Sitagliptin Has No Effect on Long-term Adverse Cardiovascular or Chronic Kidney Disease Outcomes: TECOS Trial Update
Sitagliptin, a dipeptidyl peptidase-4 inhibitor used to help control and lower glucose levels in type 2 diabetes, has no clinically significant effects on cardiovascular or chronic kidney disease (CKD) outcomes—an outcome likely to support its continued use in the treatment of diabetes. The findings come from a post-hoc analysis by Cornel et al. (p. ) of TECOS (Trial Evaluating Cardiovascular Outcomes with Sitagliptin), a trial that did indeed show that adding sitagliptin to regular diabetes treatments did not increase the risk of major adverse cardiovascular events. However, what is not clear is the effect of the drug on cardiovascular and CKD outcomes in participants with impaired kidney function. Using data from 14,671 TECOS participants, the authors evaluated both outcomes over a 3-year period with patients categorized according to their estimated glomerular filtration rate (eGFR) category, a measure of kidney function.
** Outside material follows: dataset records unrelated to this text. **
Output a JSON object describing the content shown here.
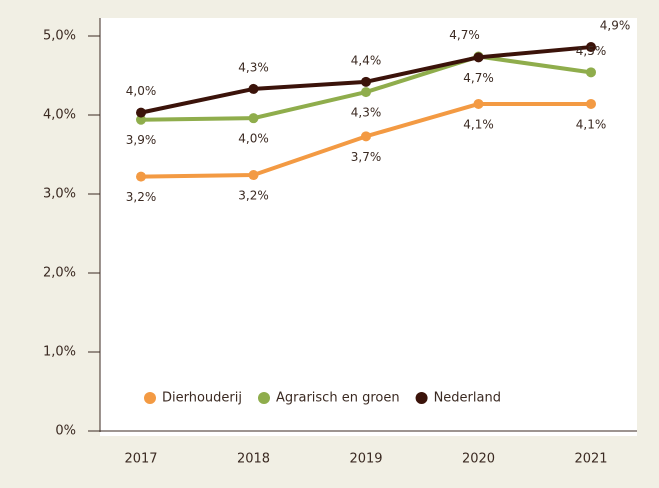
{
  "chart_data": {
    "type": "line",
    "categories": [
      "2017",
      "2018",
      "2019",
      "2020",
      "2021"
    ],
    "series": [
      {
        "name": "Dierhouderij",
        "color": "#f39a43",
        "values": [
          3.22,
          3.24,
          3.73,
          4.14,
          4.14
        ],
        "value_labels": [
          "3,2%",
          "3,2%",
          "3,7%",
          "4,1%",
          "4,1%"
        ]
      },
      {
        "name": "Agrarisch en groen",
        "color": "#8fad4c",
        "values": [
          3.94,
          3.96,
          4.29,
          4.74,
          4.54
        ],
        "value_labels": [
          "3,9%",
          "4,0%",
          "4,3%",
          "4,7%",
          "4,5%"
        ]
      },
      {
        "name": "Nederland",
        "color": "#3b130a",
        "values": [
          4.03,
          4.33,
          4.42,
          4.73,
          4.86
        ],
        "value_labels": [
          "4,0%",
          "4,3%",
          "4,4%",
          "4,7%",
          "4,9%"
        ]
      }
    ],
    "ylim": [
      0,
      5
    ],
    "yticks": [
      {
        "value": 0,
        "label": "0%"
      },
      {
        "value": 1,
        "label": "1,0%"
      },
      {
        "value": 2,
        "label": "2,0%"
      },
      {
        "value": 3,
        "label": "3,0%"
      },
      {
        "value": 4,
        "label": "4,0%"
      },
      {
        "value": 5,
        "label": "5,0%"
      }
    ],
    "legend": "bottom"
  }
}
They report that there was a relationship between eGFR category and cardiovascular outcomes with lower baseline eGFR corresponding to increased incidence of a composite outcome of cardiovascular death, nonfatal myocardial infarction, nonfatal stroke, or hospitalization for unstable angina. Individual components of this composite outcome largely followed the same pattern. However, when comparing the sitagliptin and placebo groups, the patterns where not different. Sitagliptin was not associated with any difference in cardiovascular outcomes for any eGFR stage. Kidney function also declined at about the same rate in both groups, although with a marginally lower but constant eGFR difference in the sitagliptin group, which the researchers say is likely not going to have any significant clinical impact. In short, they conclude that sitagliptin is not inferior to placebo in terms of cardiovascular or CKD outcomes. Author Rury R. Holman commented further on the study: “TECOS shows that further analyses of data from large-scale randomized controlled trials can provide additional insights that can reassure patients and help guide clinical practice.”